We are not at all surprised with the recent win by Coherus that invalidates AbbVie’s U.S. Patent 8,889,135 (the ‘135 Patent). The patent detailed the use of Humira to treat Rheumatoid Arthritis by injection every 13-15 days. We feel the win underscores the tenuous position Abbvie is now thrust into. We find it fascinating that biotech heavyweight Amgen (AMGN) is embroiled in a legal fight with AbbVie to bring forth Amgen’s version of Humira. The combination of biotech heavyweights plus biosimilar upstarts will more-than-likely eventually overwhelm the defenses AbbVie has put forth. We believe the numerous competitors circling validates our belief that price concessions will be the norm. We do not think pricing will hold and may follow the typical oral dosage forms.
We are relatively confident the revenue stream for Humira will continue to grow heading into 2019, but from that point forth, we believe that revenue will decline materially, if not replaced. We feel that, in the European market in particular, Humira will face multiple biosimilar challengers in 2019, which will likely shave a significant amount of revenue from current levels. International sales accounted for over $5 billion of Humira’s overall sales in 2016, for context. Biologic acceptance in Europe is far more advanced than in the US; with the preponderance of national healthcare systems in Europe, we feel aggressive discounting will rule the day.
Further complicating matters for Abbvie is a new crop of competitors that come armed with superior head-to-head results versus Humira. We feel Kevzara an interleukin-6 (IL-6) receptor antibody is uniquely positioned to steal market share. The product recently won European approval with FDA approval expected in June. Kevzara is being developed by Regeneron Pharmaceuticals (REGN) and its partner Sanofi (SNY). Thus far, the duo has demonstrated a willingness to price its products to gain share. Regeneron has eschewed the industry dynamics of price hikes well above the rate of inflation to boost sales. We feel a strategy of undercutting Humira’s list price to gain share may be employed, further pressuring Abbvie to make pricing concessions. We initially had high hopes for Baracitinib as detailed in ”How the FDA’s delay impacts Eli Lilly and Incyte,” but the FDA had other plans. Baracitinib is approved in Europe, which will put pressure on Humira sales as the product is an oral dosage form that also has superior head-to-head results.
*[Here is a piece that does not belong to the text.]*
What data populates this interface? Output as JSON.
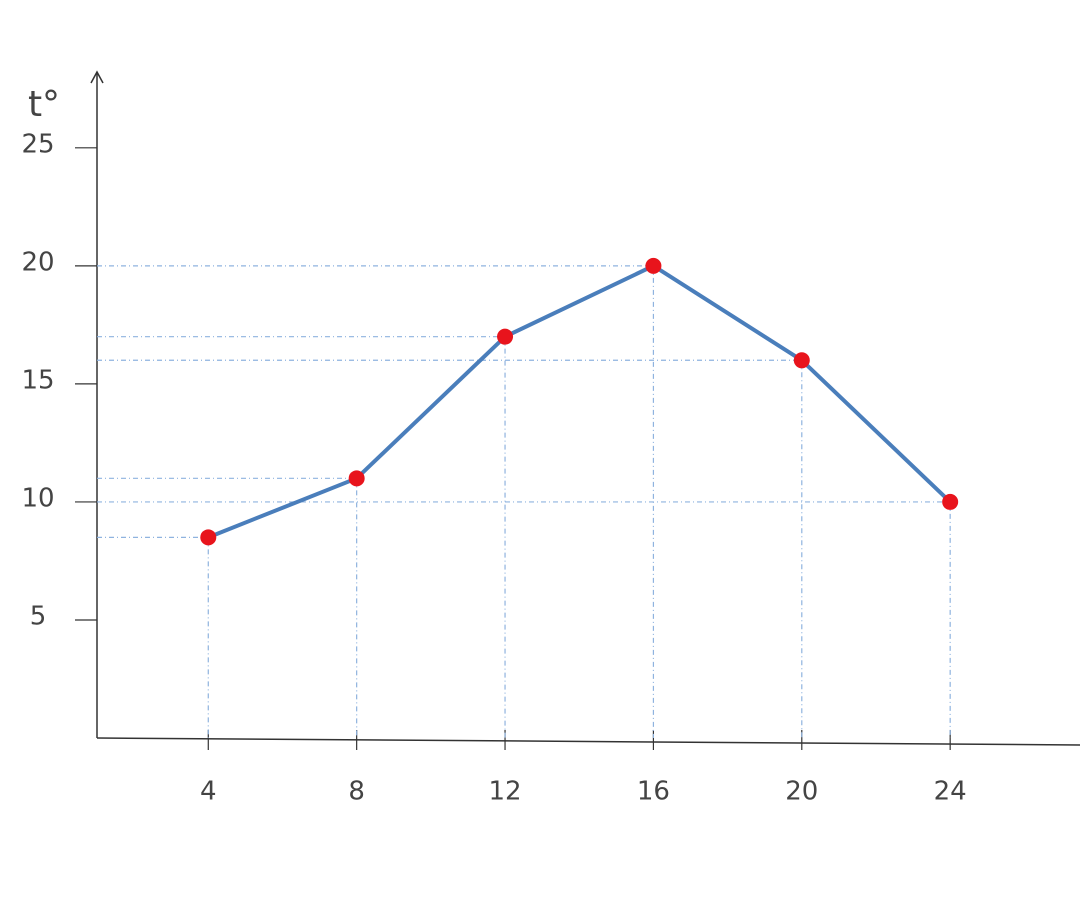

The patent win by Coherus underscores the need for product diversity. The overreliance on one product has negative long-term implications once the patent lapses, due to the enormous difficulty in replacing the lost revenue. We feel AbbVie has now been thrust into the unenviable position of having to defend Humira through the legal process at a time when competitors have emerged, armed with superior data ready to steal Humira’s market share. We’ve been expecting some trouble at AbbVie, and we are leaving our fair value estimate unchanged as we reiterate the broad fair value range, underscoring the Humira patent risk.
Disclosures: Alexander J. Poulos is long Regeneron Pharmaceuticals and Eli Lilly.